Ce mercredi, juste après le Conseil des ministres, les ministres de l'Economie François Baroin et du Budget Valérie Pécresse sont arrivés devant la commission des Finances avec dans leur cartable les derniers détails du collectif budgétaire, qui modifie la loi de finances 2011. Initialement, le collectif était uniquement consacré au plan de sauvetage de la Grèce, qui doit obligatoirement être avalisé par les députés. Mais la crise de la dette, qui a explosé pendant l'été, a rebattu les cartes. D'où l'annonce la semaine dernière par François Fillon d'un plan destiné à ramener 12 milliards dans les caisses d'ici la fin de l'an prochain. Une grande partie de ces mesures sera discutée à l'automne lors de l'examen des budgets 2012 de l'Etat et de la sécurité sociale, mais quelques-unes, d'application immédiate, avec un gain attendu d'un milliard d'euros en 2011, doivent être votées sans attendre.
"Règle d'or" contre "niches fiscales inefficaces"

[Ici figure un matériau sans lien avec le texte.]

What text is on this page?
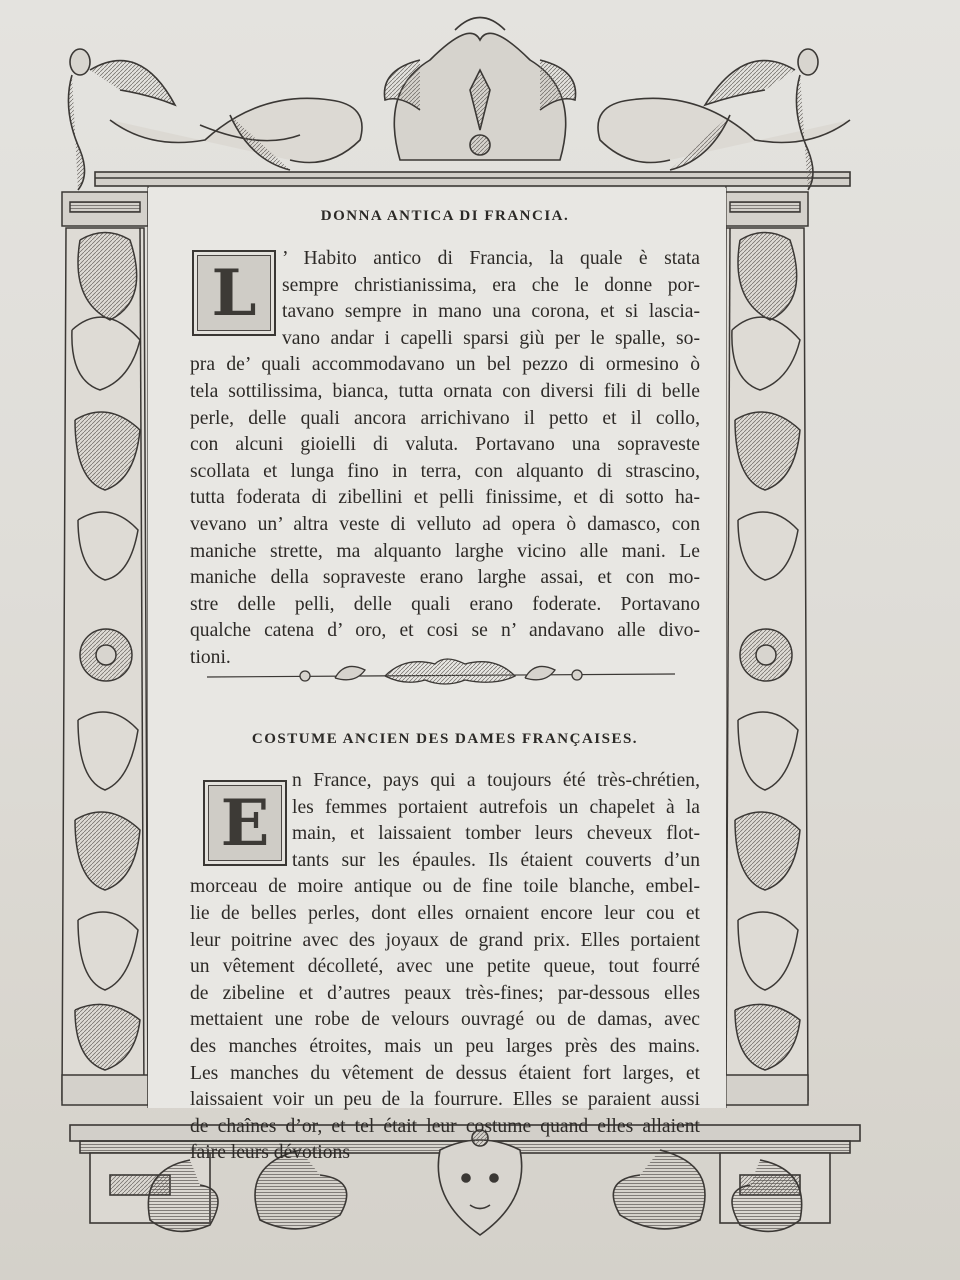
DONNA ANTICA DI FRANCIA.
L	’ Habito antico di Francia, la quale è stata
sempre christianissima, era che le donne por-
tavano sempre in mano una corona, et si lascia-
vano andar i capelli sparsi giù per le spalle, so-
pra de’ quali accommodavano un bel pezzo di ormesino ò
tela sottilissima, bianca, tutta ornata con diversi fili di belle
perle, delle quali ancora arrichivano il petto et il collo,
con alcuni gioielli di valuta. Portavano una sopraveste
scollata et lunga fino in terra, con alquanto di strascino,
tutta foderata di zibellini et pelli finissime, et di sotto ha-
vevano un’ altra veste di velluto ad opera ò damasco, con
maniche strette, ma alquanto larghe vicino alle mani. Le
maniche della sopraveste erano larghe assai, et con mo-
stre delle pelli, delle quali erano foderate. Portavano
qualche catena d’ oro, et cosi se n’ andavano alle divo-
tioni.
COSTUME ANCIEN DES DAMES FRANÇAISES.
E
n France, pays qui a toujours été très-chrétien,
les femmes portaient autrefois un chapelet à la
main, et laissaient tomber leurs cheveux flot-
tants sur les épaules. Ils étaient couverts d’un
morceau de moire antique ou de fine toile blanche, embel-
lie de belles perles, dont elles ornaient encore leur cou et
leur poitrine avec des joyaux de grand prix. Elles portaient
un vêtement décolleté, avec une petite queue, tout fourré
de zibeline et d’autres peaux très-fines; par-dessous elles
mettaient une robe de velours ouvragé ou de damas, avec
des manches étroites, mais un peu larges près des mains.
Les manches du vêtement de dessus étaient fort larges, et
laissaient voir un peu de la fourrure. Elles se paraient aussi
de chaînes d’or, et tel était leur costume quand elles allaient
faire leurs dévotions
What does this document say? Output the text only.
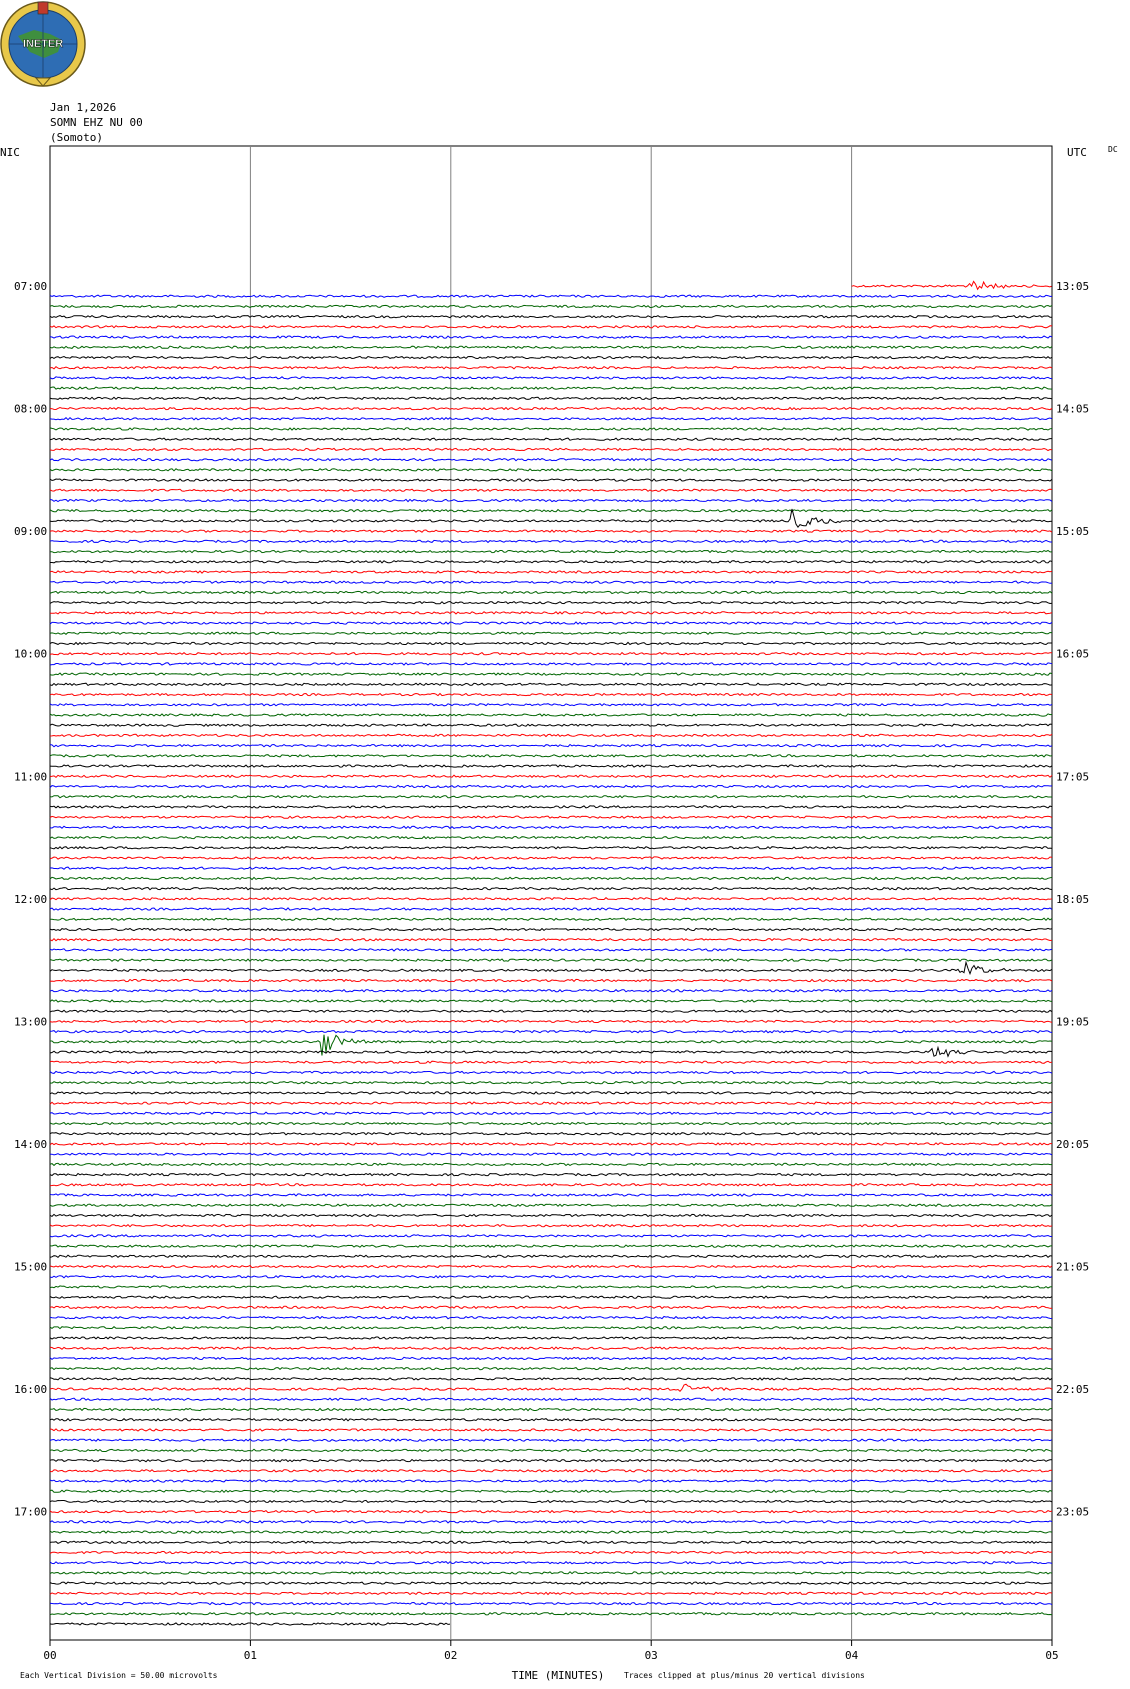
INETER
Jan 1,2026
SOMN EHZ NU 00
(Somoto)
NIC	UTC	DC
07:00
08:00
09:00
10:00
11:00
12:00
13:00
14:00
15:00
16:00
17:00
13:05
14:05
15:05
16:05
17:05
18:05
19:05
20:05
21:05
22:05
23:05
00	01	02	03	04	05
Each Vertical Division = 50.00 microvolts	TIME (MINUTES) Traces clipped at plus/minus 20 vertical divisions
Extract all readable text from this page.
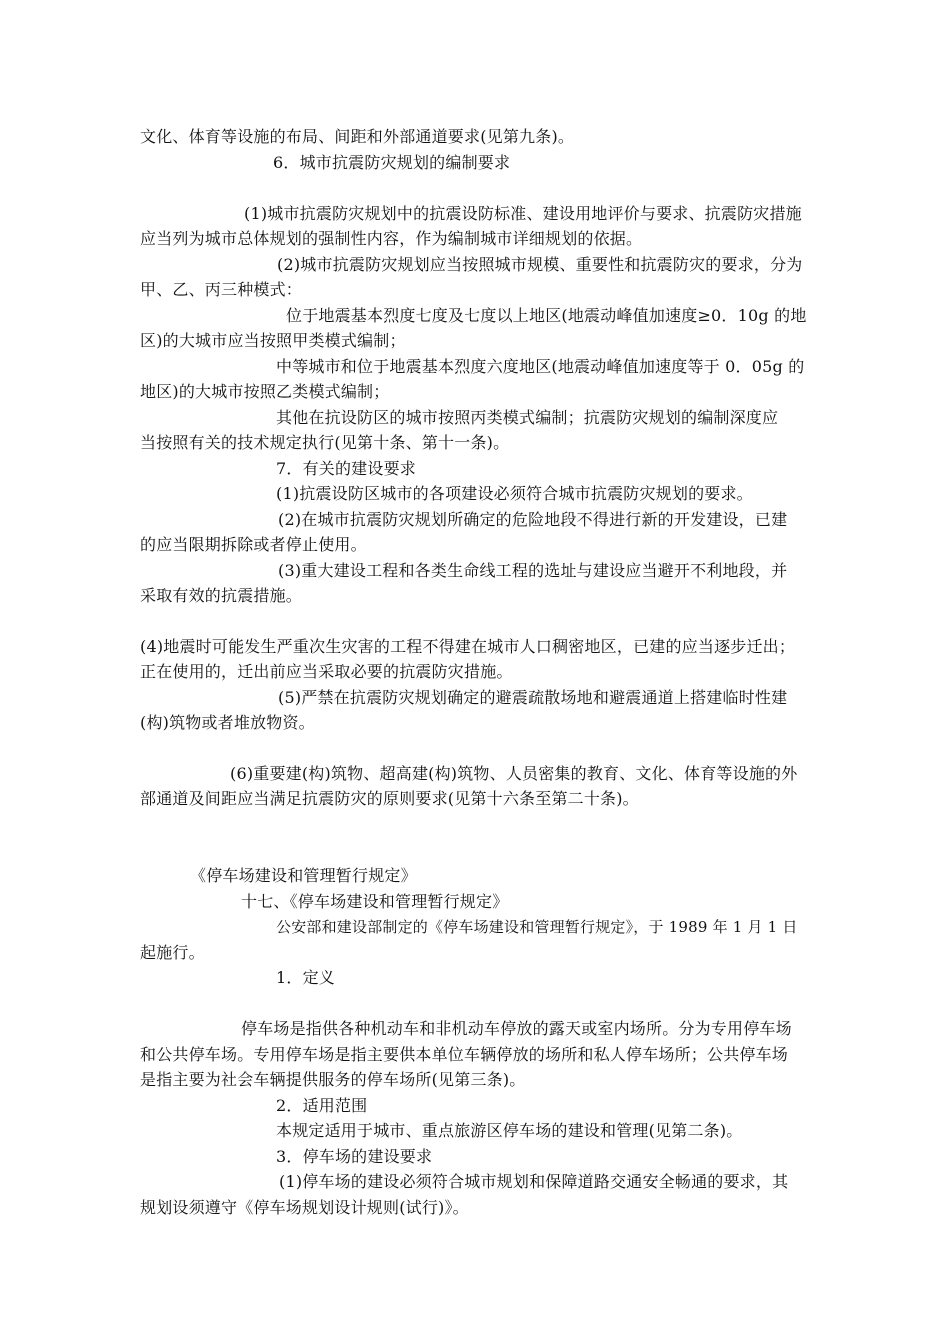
文化、体育等设施的布局、间距和外部通道要求(见第九条)。
6．城市抗震防灾规划的编制要求
(1)城市抗震防灾规划中的抗震设防标准、建设用地评价与要求、抗震防灾措施
应当列为城市总体规划的强制性内容，作为编制城市详细规划的依据。
(2)城市抗震防灾规划应当按照城市规模、重要性和抗震防灾的要求，分为
甲、乙、丙三种模式：
位于地震基本烈度七度及七度以上地区(地震动峰值加速度≥0．10g 的地
区)的大城市应当按照甲类模式编制；
中等城市和位于地震基本烈度六度地区(地震动峰值加速度等于 0．05g 的
地区)的大城市按照乙类模式编制；
其他在抗设防区的城市按照丙类模式编制；抗震防灾规划的编制深度应
当按照有关的技术规定执行(见第十条、第十一条)。
7．有关的建设要求
(1)抗震设防区城市的各项建设必须符合城市抗震防灾规划的要求。
(2)在城市抗震防灾规划所确定的危险地段不得进行新的开发建设，已建
的应当限期拆除或者停止使用。
(3)重大建设工程和各类生命线工程的选址与建设应当避开不利地段，并
采取有效的抗震措施。
(4)地震时可能发生严重次生灾害的工程不得建在城市人口稠密地区，已建的应当逐步迁出；
正在使用的，迁出前应当采取必要的抗震防灾措施。
(5)严禁在抗震防灾规划确定的避震疏散场地和避震通道上搭建临时性建
(构)筑物或者堆放物资。
(6)重要建(构)筑物、超高建(构)筑物、人员密集的教育、文化、体育等设施的外
部通道及间距应当满足抗震防灾的原则要求(见第十六条至第二十条)。
《停车场建设和管理暂行规定》
十七、《停车场建设和管理暂行规定》
公安部和建设部制定的《停车场建设和管理暂行规定》，于 1989 年 1 月 1 日
起施行。
1．定义
停车场是指供各种机动车和非机动车停放的露天或室内场所。分为专用停车场
和公共停车场。专用停车场是指主要供本单位车辆停放的场所和私人停车场所；公共停车场
是指主要为社会车辆提供服务的停车场所(见第三条)。
2．适用范围
本规定适用于城市、重点旅游区停车场的建设和管理(见第二条)。
3．停车场的建设要求
(1)停车场的建设必须符合城市规划和保障道路交通安全畅通的要求，其
规划设须遵守《停车场规划设计规则(试行)》。
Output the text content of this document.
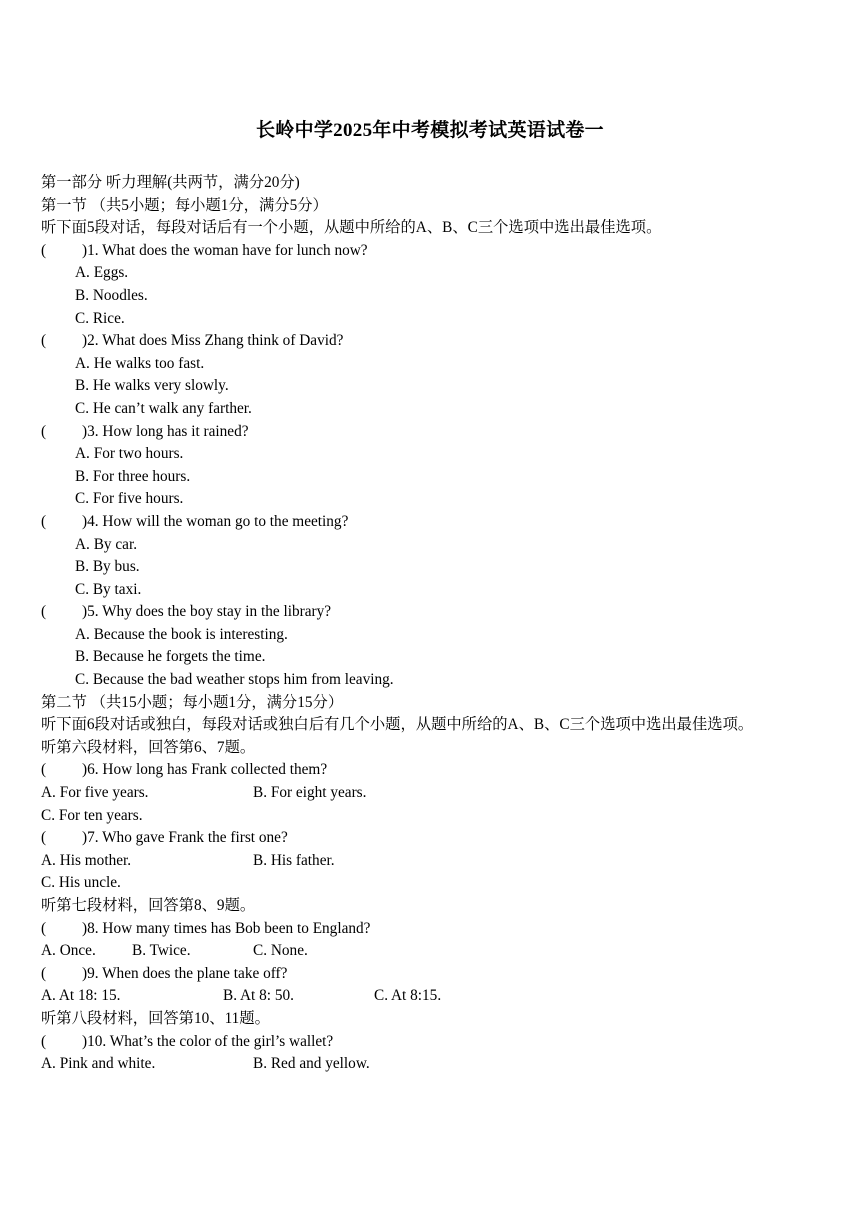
长岭中学2025年中考模拟考试英语试卷一
第一部分 听力理解(共两节，满分20分)
第一节 （共5小题；每小题1分，满分5分）
听下面5段对话，每段对话后有一个小题，从题中所给的A、B、C三个选项中选出最佳选项。
( )1. What does the woman have for lunch now?
A. Eggs.
B. Noodles.
C. Rice.
( )2. What does Miss Zhang think of David?
A. He walks too fast.
B. He walks very slowly.
C. He can’t walk any farther.
( )3. How long has it rained?
A. For two hours.
B. For three hours.
C. For five hours.
( )4. How will the woman go to the meeting?
A. By car.
B. By bus.
C. By taxi.
( )5. Why does the boy stay in the library?
A. Because the book is interesting.
B. Because he forgets the time.
C. Because the bad weather stops him from leaving.
第二节 （共15小题；每小题1分，满分15分）
听下面6段对话或独白，每段对话或独白后有几个小题，从题中所给的A、B、C三个选项中选出最佳选项。
听第六段材料，回答第6、7题。
( )6. How long has Frank collected them?
A. For five years.	B. For eight years.
C. For ten years.
( )7. Who gave Frank the first one?
A. His mother.	B. His father.
C. His uncle.
听第七段材料，回答第8、9题。
( )8. How many times has Bob been to England?
A. Once.	B. Twice.	C. None.
( )9. When does the plane take off?
A. At 18: 15.	B. At 8: 50.	C. At 8:15.
听第八段材料，回答第10、11题。
( )10. What’s the color of the girl’s wallet?
A. Pink and white.	B. Red and yellow.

Après avoir réuni ses troupes mardi, le groupe PS a annoncé qu'il allait demander la disjonction du plan d'aide à la Grèce et des mesures du plan gouvernemental. Le président PS de la commission des Finances, Jérôme Cahuzac, a expliqué que le PS allait "s'abstenir" sur le plan d'aide à la Grèce et en revanche voter contre les mesures du plan de rigueur. Les députés socialistes s'opposent à ce plan dans sa globalité, mais dans le détail, ils soulignent avoir déjà proposé certaines de celles au programme mercredi : la suppression de l'abattement sur les plus values immobilières, la limitation de reporter les déficits pour les entreprises, la hausse des prélèvements sociaux sur les revenus du capital. En revanche, le PS est totalement contre la hausse de la taxation sur les contrats complémentaires santé. Selon Pierre-Alain Muet, membre PS de la commission des Finances, il s'agit de la mesure "la plus choquante". La dernière disposition, le relèvement du taux de TVA sur les parcs d'attraction, est finalement plus critiquée à droite qu'à gauche.
La droite reproche pour sa part au PS de s'opposer à l'inscription dans la Constitution de la "règle d'or" instaurant une procédure de retour à l'équilibre budgétaire. Mais pour le PS, le gouvernement ne se donne absolument pas les moyens de redresser les finances publiques. Les socialistes auraient plutôt voulu que le gouvernement s'attaque aux "niches fiscales inefficaces", qu'un rapport de l'Inspection des finances vient d'épingler.